A Guest in My Own House?


Last weekend, I attended a conference at the Gannon Center at Loyola University in Chicago. The conference, “Still Guests in Our Own HouseWomen and the Church since Vatican II,” looked at women and the church and explored just how much their lives have changed since the Second Vatican Council.

This conference was first and foremost a theology conference.  As a historian of American Catholic women, I have a particular interest in Vatican II and how women’s lives changed.  Vatican II factored heavily into my book about the Chicago Sisters of Mercy. Plus, I had never been to Loyola Chicago.  My very talented sister-in-law, Diane, also decided to go to the conference and we had a Girls Take on Chicago Weekend.  What’s not to like?  So, I braved a theology conference.

The conference began on Friday night with a keynote address from M. Shawn Copeland.  Copeland’s presentation set a very good tone for the next day.  We heard about the gender and racial disparity in Catholic theology and what we might think about to, well, do better.  Kathleen Sprows Cummings responded to Copeland’s talk and gave a different type of context, one that challenged our thinking both generationally and historically.  Copeland and Cummings set the tone by asking why did women’s ordination matter when the millennial generation of women were not showing up to church (I paraphrase…)?  Cummings is a historian, while Copeland is a theologian.
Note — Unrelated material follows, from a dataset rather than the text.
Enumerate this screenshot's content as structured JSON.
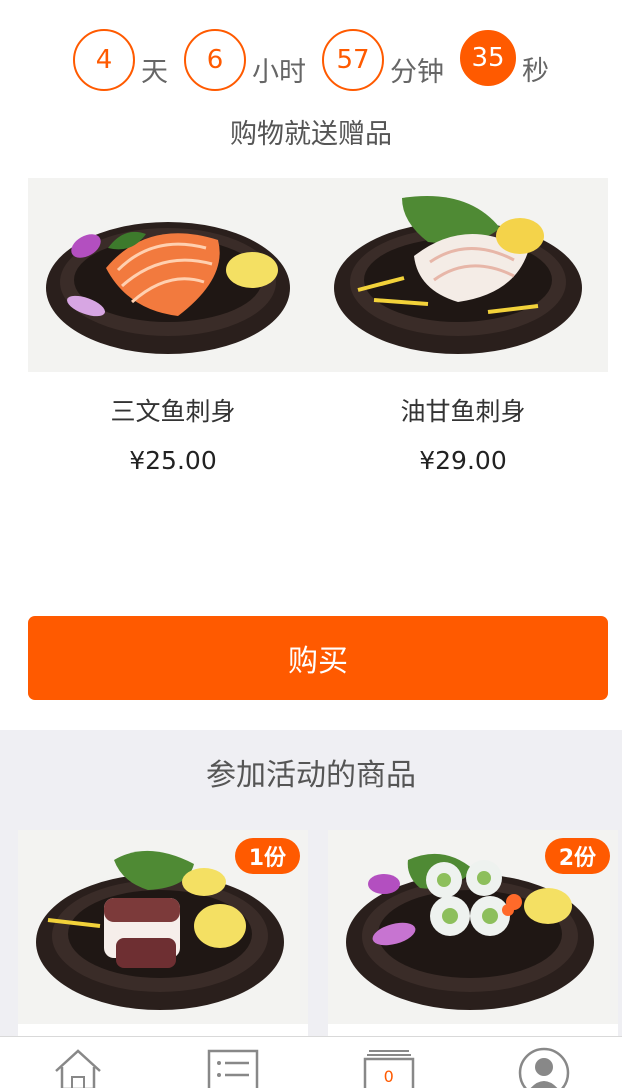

And there was the running joke of the next twenty-four hours.  “I’m just a historian, but…”

Some highlights for me from the conference were Emily Sammon‘s paper, “Womanhood in the Church: Natural Ideal, Theological Decoration, or Unacknowledged Reality?”  Sammon challenged her audience to engage in open dialogue with the church, to have conservative and liberal voices hear one another.  Mary Henold pushed her audience to consider what happens when women lose their access to a “pulpit,” (voice) as in the case of the Catholic Daughters of America who found Vatican II removed their voice within the Church.  Henold’s paper, “Does Anyone Miss the Junior Catholic Daughters?: Assessing the Response of Laywomen’s Fraternal Organizations to the Second Vatican Council” was for me, the Best Paper of the Conference.  But, I am just a historian….  As is Henold who wrote the very important book about Catholic women and feminism.  However, besides the keynote, the most challenging panel was the last one I heard, “Doing Catholic Theology in a Multigenerational Context of Women” and more specifically, Susan Abraham’s paper “Mentoring (in)hospitable Places:  Collegiality in Catholic Academic Contexts.”  Abraham asked her audience to think hard about what do we mean by Vatican II and why, why, why do we only think about it in Western context.  Yes, why?

There were other panels and other presenters, like Jill Peterfeso and Roman Catholic Womenpriests, and Jeanine Viau‘s paper “Not Guests, Still Handmaids: An Analysis of Catholic Feminist Vocations after Vatican II” that were, well, dynamic.

Ultimately, an important question, however, is where exactly do women fit within the Catholic Church?  That’s a big question.  Is the challenge to the traditional church purely a liberal/feminist one?  What happens when there are no options for laywomen outside traditional throwbacks to the nineteenth century?